A web-based platform for biomedical research created by James Taylor, the Ralph S. O'Connor Associate Professor of biology and computer science, will be part of a new National Science Foundation-led project to make large-scale computing resources more accessible and easier to use.

Galaxy, the platform Taylor created with Anton Nekrutenko of Penn State University, will be incorporated into the new Jetstream effort, a cloud system that will allow people to create virtual machines that look and feel like their own workstations—but possess the data-analysis power of a supercomputer.

Galaxy is an ongoing cloud-based project, started in 2006, that allows researchers to use complex computational tools, mainly for genome analysis.
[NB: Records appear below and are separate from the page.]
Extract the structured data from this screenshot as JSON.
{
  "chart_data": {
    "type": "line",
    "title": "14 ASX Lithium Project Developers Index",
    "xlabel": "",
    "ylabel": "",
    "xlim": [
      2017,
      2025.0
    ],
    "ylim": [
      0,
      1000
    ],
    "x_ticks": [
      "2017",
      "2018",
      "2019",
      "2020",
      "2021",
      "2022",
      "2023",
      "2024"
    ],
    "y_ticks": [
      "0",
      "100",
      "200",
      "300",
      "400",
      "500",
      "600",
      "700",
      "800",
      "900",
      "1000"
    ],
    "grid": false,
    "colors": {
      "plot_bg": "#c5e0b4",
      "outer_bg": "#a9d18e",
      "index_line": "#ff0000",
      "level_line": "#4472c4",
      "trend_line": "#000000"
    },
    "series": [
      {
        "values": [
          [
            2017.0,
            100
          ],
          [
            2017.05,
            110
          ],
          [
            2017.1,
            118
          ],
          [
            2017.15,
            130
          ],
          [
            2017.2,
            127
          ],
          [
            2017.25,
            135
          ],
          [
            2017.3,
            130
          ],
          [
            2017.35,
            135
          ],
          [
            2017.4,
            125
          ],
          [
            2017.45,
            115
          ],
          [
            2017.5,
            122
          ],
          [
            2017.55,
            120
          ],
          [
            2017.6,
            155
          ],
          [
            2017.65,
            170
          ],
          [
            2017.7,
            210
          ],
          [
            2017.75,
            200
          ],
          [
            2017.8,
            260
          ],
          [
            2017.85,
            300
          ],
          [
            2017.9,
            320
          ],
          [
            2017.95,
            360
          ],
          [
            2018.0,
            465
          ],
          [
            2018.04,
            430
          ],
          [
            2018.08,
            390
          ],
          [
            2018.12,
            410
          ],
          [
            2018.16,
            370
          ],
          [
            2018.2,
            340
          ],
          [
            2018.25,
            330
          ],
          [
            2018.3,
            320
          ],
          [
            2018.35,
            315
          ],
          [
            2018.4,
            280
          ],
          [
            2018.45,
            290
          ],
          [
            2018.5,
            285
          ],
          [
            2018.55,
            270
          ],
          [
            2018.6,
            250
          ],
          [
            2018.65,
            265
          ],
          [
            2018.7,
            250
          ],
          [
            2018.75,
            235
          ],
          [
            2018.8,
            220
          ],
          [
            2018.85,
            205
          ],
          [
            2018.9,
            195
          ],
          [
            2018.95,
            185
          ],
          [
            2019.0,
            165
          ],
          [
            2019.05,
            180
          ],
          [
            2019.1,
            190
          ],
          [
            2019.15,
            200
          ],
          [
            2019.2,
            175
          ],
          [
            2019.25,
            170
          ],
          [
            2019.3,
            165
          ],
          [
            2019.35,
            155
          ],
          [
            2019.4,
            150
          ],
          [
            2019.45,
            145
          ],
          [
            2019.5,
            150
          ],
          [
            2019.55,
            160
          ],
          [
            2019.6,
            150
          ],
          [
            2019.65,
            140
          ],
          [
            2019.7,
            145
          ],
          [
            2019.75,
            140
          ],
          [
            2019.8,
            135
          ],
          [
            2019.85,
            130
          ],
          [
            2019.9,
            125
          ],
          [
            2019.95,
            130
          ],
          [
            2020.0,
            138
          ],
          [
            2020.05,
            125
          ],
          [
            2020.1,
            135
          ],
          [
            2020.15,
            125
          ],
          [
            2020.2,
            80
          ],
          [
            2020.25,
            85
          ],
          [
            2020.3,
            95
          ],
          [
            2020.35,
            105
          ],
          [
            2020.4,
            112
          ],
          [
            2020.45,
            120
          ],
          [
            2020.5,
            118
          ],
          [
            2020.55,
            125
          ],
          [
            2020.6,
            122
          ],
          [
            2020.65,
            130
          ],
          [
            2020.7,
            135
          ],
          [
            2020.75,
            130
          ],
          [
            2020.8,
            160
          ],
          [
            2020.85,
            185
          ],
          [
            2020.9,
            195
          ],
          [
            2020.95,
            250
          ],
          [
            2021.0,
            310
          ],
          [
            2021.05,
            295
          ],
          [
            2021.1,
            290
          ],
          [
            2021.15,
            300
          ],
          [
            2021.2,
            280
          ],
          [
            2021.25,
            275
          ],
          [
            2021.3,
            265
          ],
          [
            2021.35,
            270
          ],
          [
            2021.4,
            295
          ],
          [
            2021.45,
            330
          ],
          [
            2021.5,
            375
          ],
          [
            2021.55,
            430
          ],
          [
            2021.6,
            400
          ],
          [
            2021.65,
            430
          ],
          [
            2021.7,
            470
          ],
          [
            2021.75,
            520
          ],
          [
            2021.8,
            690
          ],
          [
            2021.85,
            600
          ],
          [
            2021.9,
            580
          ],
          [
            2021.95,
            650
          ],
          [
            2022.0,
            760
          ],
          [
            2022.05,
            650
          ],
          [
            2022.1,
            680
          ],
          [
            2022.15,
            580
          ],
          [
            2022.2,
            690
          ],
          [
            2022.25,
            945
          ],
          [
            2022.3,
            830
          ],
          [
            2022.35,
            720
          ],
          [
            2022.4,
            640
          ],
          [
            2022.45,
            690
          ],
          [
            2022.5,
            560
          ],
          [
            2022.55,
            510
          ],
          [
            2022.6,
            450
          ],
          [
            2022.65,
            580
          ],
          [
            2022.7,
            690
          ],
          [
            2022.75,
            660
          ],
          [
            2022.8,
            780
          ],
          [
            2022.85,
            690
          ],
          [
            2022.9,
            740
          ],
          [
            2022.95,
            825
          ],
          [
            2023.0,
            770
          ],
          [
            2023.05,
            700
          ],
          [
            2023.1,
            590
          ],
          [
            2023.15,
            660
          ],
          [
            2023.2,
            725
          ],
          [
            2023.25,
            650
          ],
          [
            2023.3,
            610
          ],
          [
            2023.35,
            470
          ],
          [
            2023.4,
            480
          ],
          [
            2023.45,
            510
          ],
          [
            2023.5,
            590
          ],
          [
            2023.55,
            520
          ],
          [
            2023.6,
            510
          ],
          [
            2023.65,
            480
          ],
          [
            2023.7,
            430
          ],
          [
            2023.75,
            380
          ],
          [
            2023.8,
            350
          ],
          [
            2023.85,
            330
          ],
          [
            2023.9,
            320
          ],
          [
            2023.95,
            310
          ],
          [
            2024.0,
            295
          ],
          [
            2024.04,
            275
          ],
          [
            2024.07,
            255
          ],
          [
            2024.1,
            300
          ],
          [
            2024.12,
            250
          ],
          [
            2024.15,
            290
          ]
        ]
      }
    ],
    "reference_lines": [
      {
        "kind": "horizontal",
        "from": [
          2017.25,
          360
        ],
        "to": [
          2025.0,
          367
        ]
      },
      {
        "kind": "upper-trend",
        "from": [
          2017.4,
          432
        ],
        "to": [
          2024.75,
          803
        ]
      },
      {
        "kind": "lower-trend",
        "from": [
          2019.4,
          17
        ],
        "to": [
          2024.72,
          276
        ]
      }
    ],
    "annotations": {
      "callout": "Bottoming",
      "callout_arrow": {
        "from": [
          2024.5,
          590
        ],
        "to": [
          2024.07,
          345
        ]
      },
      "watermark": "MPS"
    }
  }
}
Since its launch, more than 50,000 scientists have become registered Galaxy users.

By moving Galaxy onto the Jetstream platform, which will be based at Indiana University and the University of Texas at Austin, even more people will be able to tap into the over-subscribed service and it will be easier for researchers to customize the platform for their own needs.

"It's exciting for me because there's really a lot of potential for great science to get done," Taylor said. "We can have a really positive impact on science by making it easy for people to do these things."

Jetstream is part of the NSF's eXtreme Digital program, which it calls "the most comprehensive collection of integrated digital resources and services enabling open science research in the world." Supported by a $6.6 million NSF grant, Jetstream is expected to launch in January 2016.